I didnt ask you for help. I didnt ask for fulfillment of your duty. I didnt want to be the subsitute for your boredom. I was a random person. And I guess I'll always be. I'd like to believe there was another reason. I dont want to find out. Im glad its over. Good, you have your distractions. Move on. It really doesnt matter anyway. Im going to believe it never did.
Found hope in strangers. Stared at the phone till my eyes hurt. Kept you away from the ugly bit. I regret it. All of it. Maybe I should have done the obvious.
Im sorry I have no reasons. No explanations. No justifications. No evidence.
I assumed neither was required. But then Im dumb, excuse me. I pray for all the above. I dont need to. Since it'll happen anyway.
I want to apologise, but guess I've already done that. I want to thank you, but that wont make a difference. I want to change things, that wont happen. I want to erase the last seven days and I want to relive them. I want you to leave. But I know I'll miss you.
I dont want you to move on. I dont want you to just let it be. I dont care if you tried hard enough. I did too. And none of this is my fault.
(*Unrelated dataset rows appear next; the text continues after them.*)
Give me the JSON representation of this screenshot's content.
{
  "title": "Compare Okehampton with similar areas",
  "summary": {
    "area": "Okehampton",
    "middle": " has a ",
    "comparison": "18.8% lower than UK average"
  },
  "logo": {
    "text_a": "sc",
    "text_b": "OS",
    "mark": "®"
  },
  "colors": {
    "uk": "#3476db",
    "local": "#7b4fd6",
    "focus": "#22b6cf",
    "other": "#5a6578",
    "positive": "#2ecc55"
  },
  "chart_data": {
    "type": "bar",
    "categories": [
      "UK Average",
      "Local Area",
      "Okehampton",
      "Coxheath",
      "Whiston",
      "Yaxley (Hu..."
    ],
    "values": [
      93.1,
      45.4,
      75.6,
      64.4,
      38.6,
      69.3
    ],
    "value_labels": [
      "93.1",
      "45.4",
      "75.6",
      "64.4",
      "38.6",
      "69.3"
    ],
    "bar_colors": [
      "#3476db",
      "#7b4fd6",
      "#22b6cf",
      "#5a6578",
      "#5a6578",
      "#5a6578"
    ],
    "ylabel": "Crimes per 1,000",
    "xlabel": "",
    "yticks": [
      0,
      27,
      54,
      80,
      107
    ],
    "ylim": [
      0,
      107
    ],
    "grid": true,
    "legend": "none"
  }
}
I dont deserve this. And it isnt fair. And no I dont want anymore bullshit about life not being fair anyway.
It isnt a very nice feeling. This. I feel stupid. Foolish. Another month or so and you'll forget about it. Its too much to deal with, isnt it? Its so much better to stay away. Good decision. No one lost anything. I did. Even if it was mine for a moment. True or False. You ask. If I give you an answer, would it change anything?

March 25, 2009

BuTTerFly eFFect...

Im trying to decide how I feel. Apparently this blog page displays sadness. I wish I could go back in time and change a few things. Or maybe just go back in time. The past seems simpler. The present blurred. But its okay. I believe it'll be alright. Sometimes a drive in the car can evoke such memories. It makes you want to puke. Frustration has given way to acceptance. Acceptance shall give way to indifference. It isnt a circle, its a straight line.
I wonder what I want. I wonder how exactly i feel. Im trying hard to attract attention I dont want. I really dont. I know Im fooling myself, but its so much fun, I dont want to stop. I wake up with the sinking feeling, its there all day, and then we sleep. Reality, sinking feeling and I. What lovely company!
I seek comfort in the wrong places.
I want to walk till my feet are ready to fall off. I want to sit in a cafe and have coffee. I want to stand in the middle of nowhere and have chai from a plastic cup. I dont want to know what Im going to be doing next. I dont want food to eat. I want to wait for my phone to vibrate. I want to click random pictures. I want my butterfly effect.